Analyzing AT&T's Anti-Anti-Spam Patent
An anonymous reader writes "Dan Gillmor is reporting in his eJournal taken, in turn, from Gregory Aharonian: AT&T has apparently been awarded a patent for circumventing certain spam filters, thereby providing slimeball spammers with yet a bigger hammer!" The patent covers "A system and method for circumventing schemes that use duplication detection to detect and block unsolicited e-mail (spam.)", although it's unclear exactly what AT&T want it for.
Has it occured to anyone that by patenting an anti-anti-spam technique, AT&T can legally forbid spammers from using that technique?'
Yay AT&T. I applaud you.
Kevin Fox
A patent on bank robbery!
Browse at -1, because trolls are often the most creative part of
If you look back, at the time AT&T would have been filing the patent they were in the consumer ISP business.
Odds are it was filed as an offensive tool to use against spammers.
A patent such as this could be used as a hammer against spammers using filter evasion approaches. The value of that for an ISP of the size of AT&T far exceeds the cost of filing a patent.
(AT&T are pretty clueless on many levels, but this looks like it was a smart move. It'll be interestng to see what, if anything, they do with it.)
Now, instead of being well-nigh untouchable due to spam's precarious placement as little more than a highly undesireable activity, AT&T can go after spammers IN COURT on grounds of PATENT INFRINGEMENT.
And going to court over something like this takes megabucks. Especially against a company the size of AT&T. Even if the spammers somehow weasel out on technicalities (like they didn't actually infringe on the patent directly), they're still going to be out so much money that their great grandkids aren't even going to be able to go to any educational institution after public high school.
Chas - The one, the only.
THANK GOD!!!
What I suspect that they will do is allow it for their Pink contract holders and go after anyone else.
Fight Spammers!
Couldn't you use the DMCA to stop circumvention of mail security software?
That's a question, not a statement.
Maybe this isn't part of a master plan -- maybe it's more random.
I could see a guy inside of AT&T working on something, and having to justify his time to his bosses. The lawyers who filed the patent probably work directly for AT&T, and so they gave it to them, and asked if it could be patented. The patent lawyers filed it, because they're patent lawyers, and that's what they do.
I tend to assume that this situation would fit right into a dilbert storyline. I don't think it's part of a grand strategy.
I can't imagine that AT&T would sell spam technology, because it would be a public relations nightmare. And I can't imagine that they'd try to sue spammers for patent infringment, because that would be expensive, and they wouldn't get anything out of it.
1980...
Remember being charged for an unlisted number?
1990...
AT&T sells us caller-id, and then sells caller-id avoidance devices to marketeers, then sells us next-gen caller id to thwart their devices...etc...etc.

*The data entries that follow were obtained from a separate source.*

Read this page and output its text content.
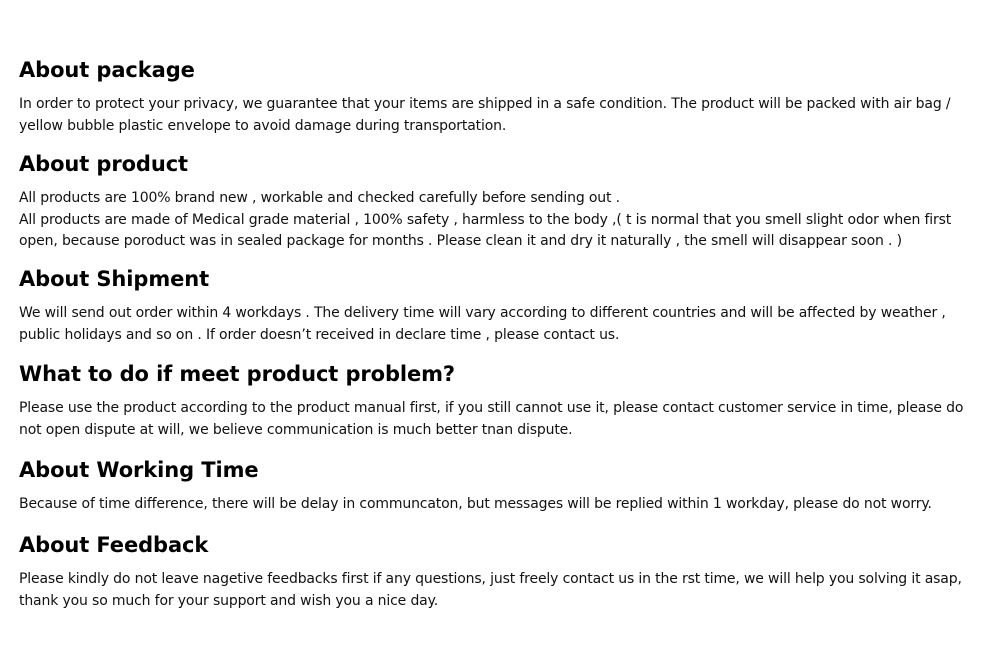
About package

In order to protect your privacy, we guarantee that your items are shipped in a safe condition. The product will be packed with air bag / yellow bubble plastic envelope to avoid damage during transportation.

About product

All products are 100% brand new , workable and checked carefully before sending out .

All products are made of Medical grade material , 100% safety , harmless to the body ,( t is normal that you smell slight odor when first open, because poroduct was in sealed package for months . Please clean it and dry it naturally , the smell will disappear soon . )

About Shipment

We will send out order within 4 workdays . The delivery time will vary according to different countries and will be affected by weather , public holidays and so on . If order doesn’t received in declare time , please contact us.

What to do if meet product problem?

Please use the product according to the product manual first, if you still cannot use it, please contact customer service in time, please do not open dispute at will, we believe communication is much better tnan dispute.

About Working Time

Because of time difference, there will be delay in communcaton, but messages will be replied within 1 workday, please do not worry.

About Feedback

Please kindly do not leave nagetive feedbacks first if any questions, just freely contact us in the rst time, we will help you solving it asap, thank you so much for your support and wish you a nice day.
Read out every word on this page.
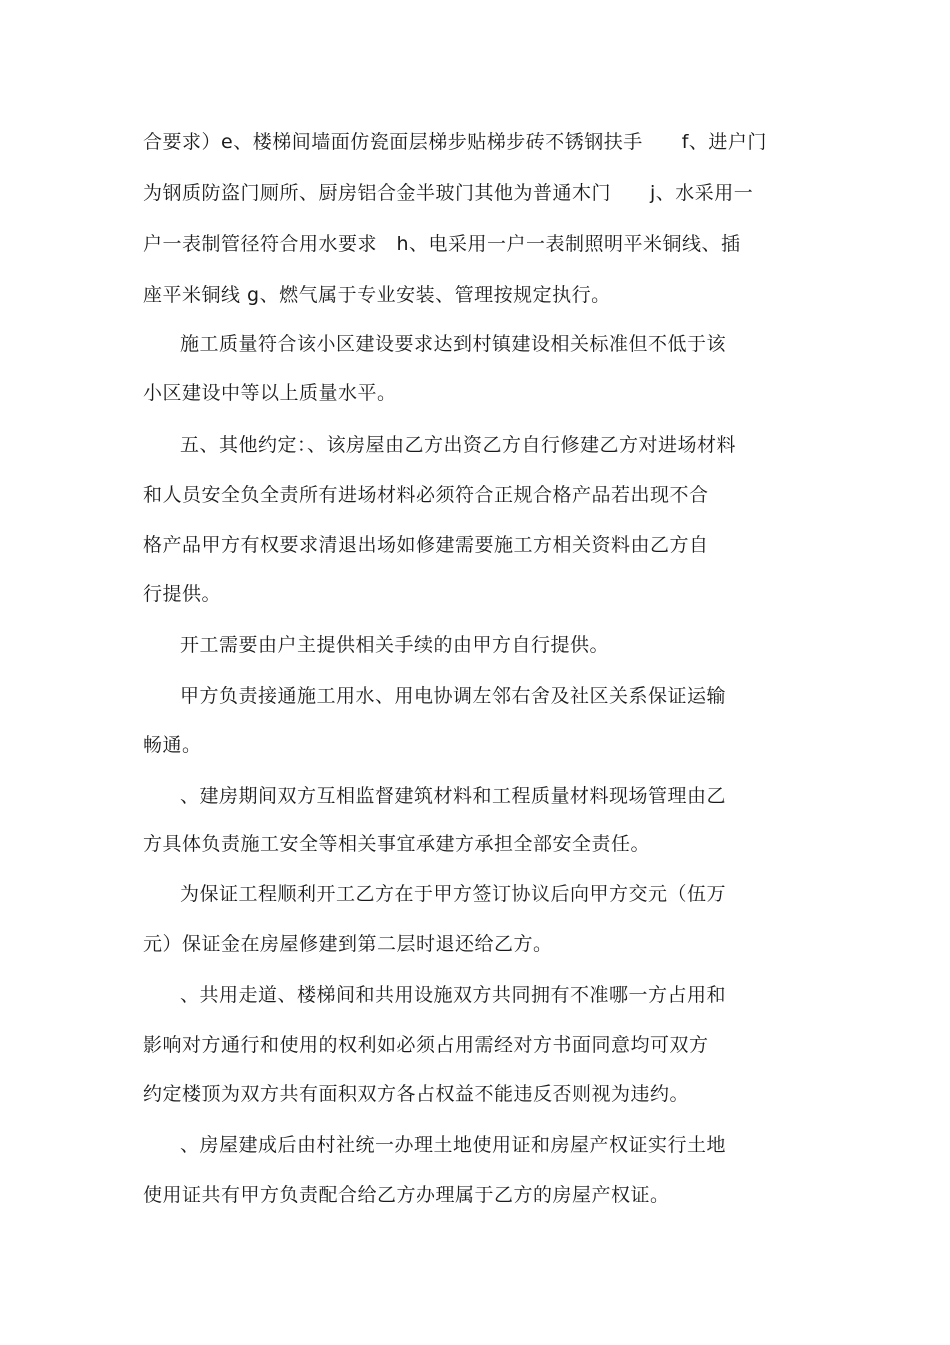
合要求）e、楼梯间墙面仿瓷面层梯步贴梯步砖不锈钢扶手　　f、进户门
为钢质防盗门厕所、厨房铝合金半玻门其他为普通木门　　j、水采用一
户一表制管径符合用水要求　h、电采用一户一表制照明平米铜线、插
座平米铜线 g、燃气属于专业安装、管理按规定执行。
施工质量符合该小区建设要求达到村镇建设相关标准但不低于该
小区建设中等以上质量水平。
五、其他约定：、该房屋由乙方出资乙方自行修建乙方对进场材料
和人员安全负全责所有进场材料必须符合正规合格产品若出现不合
格产品甲方有权要求清退出场如修建需要施工方相关资料由乙方自
行提供。
开工需要由户主提供相关手续的由甲方自行提供。
甲方负责接通施工用水、用电协调左邻右舍及社区关系保证运输
畅通。
、建房期间双方互相监督建筑材料和工程质量材料现场管理由乙
方具体负责施工安全等相关事宜承建方承担全部安全责任。
为保证工程顺利开工乙方在于甲方签订协议后向甲方交元（伍万
元）保证金在房屋修建到第二层时退还给乙方。
、共用走道、楼梯间和共用设施双方共同拥有不准哪一方占用和
影响对方通行和使用的权利如必须占用需经对方书面同意均可双方
约定楼顶为双方共有面积双方各占权益不能违反否则视为违约。
、房屋建成后由村社统一办理土地使用证和房屋产权证实行土地
使用证共有甲方负责配合给乙方办理属于乙方的房屋产权证。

AT&T has been playing the middle for years...I see no reason for them to stop now. Patents just mean more money, faster.
Those numbers are very wrong. Spammers count returns in sales per MILLION emails, because the rate is so low. It's profitable because they send huge quantities of spam, so even a very low sale rate is quite profitable.
On the other hand real email marketing (done by a well known legitimate business, targetted to specific peoples who agreed to receive it) can get much better results.